KC LeDell, the governor’s senior behavioral health policy adviser, told lawmakers that Oregon has poured hundreds of millions of dollars into expanding mental health and addiction treatment in recent years. But he said none of that matters if there aren’t enough providers to staff them.

“Building the beds is only half of the equation,” he said. “The true heart of our behavioral health system is people.”

The state has roughly 17,000 behavioral health workers, according to its latest workforce report. Last year, the Higher Education Coordinating Commission found that 88% of Oregon counties lack even one mental health provider per 1,000 residents, while Oregonians report the fourth-highest rate of mental illness in the nation.

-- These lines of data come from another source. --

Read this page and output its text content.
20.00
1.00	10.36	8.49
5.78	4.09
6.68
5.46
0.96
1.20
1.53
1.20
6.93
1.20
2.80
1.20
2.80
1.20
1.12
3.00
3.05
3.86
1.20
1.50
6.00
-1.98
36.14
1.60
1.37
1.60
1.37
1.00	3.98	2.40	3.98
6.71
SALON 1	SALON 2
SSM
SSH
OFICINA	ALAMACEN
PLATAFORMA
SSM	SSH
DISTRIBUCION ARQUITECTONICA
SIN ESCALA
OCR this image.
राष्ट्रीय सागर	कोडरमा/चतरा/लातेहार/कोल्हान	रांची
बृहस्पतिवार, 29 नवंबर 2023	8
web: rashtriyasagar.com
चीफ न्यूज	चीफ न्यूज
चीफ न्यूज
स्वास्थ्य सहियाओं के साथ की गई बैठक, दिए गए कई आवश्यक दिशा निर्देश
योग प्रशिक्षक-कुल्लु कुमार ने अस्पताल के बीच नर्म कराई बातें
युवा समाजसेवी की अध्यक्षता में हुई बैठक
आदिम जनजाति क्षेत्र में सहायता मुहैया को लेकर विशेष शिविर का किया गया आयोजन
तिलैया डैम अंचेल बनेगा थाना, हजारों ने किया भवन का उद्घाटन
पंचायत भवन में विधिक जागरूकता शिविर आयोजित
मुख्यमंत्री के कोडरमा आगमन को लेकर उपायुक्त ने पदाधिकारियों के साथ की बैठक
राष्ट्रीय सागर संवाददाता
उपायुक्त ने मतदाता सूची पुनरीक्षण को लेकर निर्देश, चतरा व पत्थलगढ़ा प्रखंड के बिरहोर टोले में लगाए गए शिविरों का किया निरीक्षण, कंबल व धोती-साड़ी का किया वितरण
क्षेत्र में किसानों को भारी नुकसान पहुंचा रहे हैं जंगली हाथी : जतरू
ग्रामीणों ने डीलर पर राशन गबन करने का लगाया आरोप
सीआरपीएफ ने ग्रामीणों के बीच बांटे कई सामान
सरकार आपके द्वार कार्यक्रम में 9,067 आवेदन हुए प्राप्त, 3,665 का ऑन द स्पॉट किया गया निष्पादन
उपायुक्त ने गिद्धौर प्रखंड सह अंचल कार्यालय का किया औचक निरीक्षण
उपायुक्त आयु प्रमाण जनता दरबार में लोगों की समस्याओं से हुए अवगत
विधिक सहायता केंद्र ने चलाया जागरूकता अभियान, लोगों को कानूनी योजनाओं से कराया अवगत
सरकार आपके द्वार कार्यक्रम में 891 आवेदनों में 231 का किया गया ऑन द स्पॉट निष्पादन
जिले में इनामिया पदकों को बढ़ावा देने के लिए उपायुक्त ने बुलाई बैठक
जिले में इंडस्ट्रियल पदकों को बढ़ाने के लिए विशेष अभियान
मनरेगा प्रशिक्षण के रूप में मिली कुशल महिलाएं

LeDell said many behavioral health workers are overwhelmed by excessive paperwork, slow credentialing processes and rigid supervision rules that make it harder to enter — or remain in — the field.

He said the bill would focus on system fixes, not expanding bureaucracy or lowering professional standards.

One key piece would direct the Oregon Health Authority to create a centralized credentialing system so behavioral health providers don’t have to go through duplicative approval processes with different insurers before they can see patients.

Eli Kinsley, director of operations at Bridgeway Community Health in Salem and a vice chair of the governor’s behavioral health workgroup, said those delays can sideline new hires for weeks or even months.

“When an organization hires a new provider only to wait months for them to be credentialed, that reduces access to care and harms morale,” Kinsley said.

The bill also would require the state health authority to actively reduce unnecessary administrative requirements and report on progress to lawmakers and the governor.

At New Narrative, a Portland-area nonprofit mental health provider, a first appointment can require signing 26 documents totaling nearly 35 pages, said Julie Ibrahim, CEO of the organization and another vice chair of the workgroup.

“That intake can take an hour and a half to two hours,” Ibrahim told lawmakers. “For many clients, especially those with trauma or serious mental illness, that’s overwhelming and it interferes with building trust.”

Another key piece of the legislation tackles a long-standing bottleneck in the system: clinical supervision. Many new counselors, therapists and social workers can’t complete licensing requirements because there aren’t enough approved supervisors.

Rick Treleaven, CEO of BestCare Treatment Services, which provides community mental health in Crook and Jefferson counties, said current rules often leave rural providers stuck because they don’t have supervisors with the exact same credentials on staff.

He said the proposal would allow qualified behavioral health professionals to supervise trainees across different license types, expanding access without changing training requirements.

“We have qualified people,” Treleaven told lawmakers. “We just need to simplify this stuff.”

The proposal would consolidate licensing oversight by moving the Board of Licensed Social Workers under the Mental Health Regulatory Agency, which oversees other mental health licensing boards. Supporters say this would reduce license processing times without increasing costs.

The House expected to take up the bill during the legislative session that begins next month.

Meanwhile, Kotek’s behavioral health workgroup plans to release a full report later this month with broader recommendations focused on recruitment, retention and workforce diversity.

“This bill is only the beginning of our work,” LeDell said. “But it’s something we can do now that improves the quality of life for workers and helps get people into the field faster.”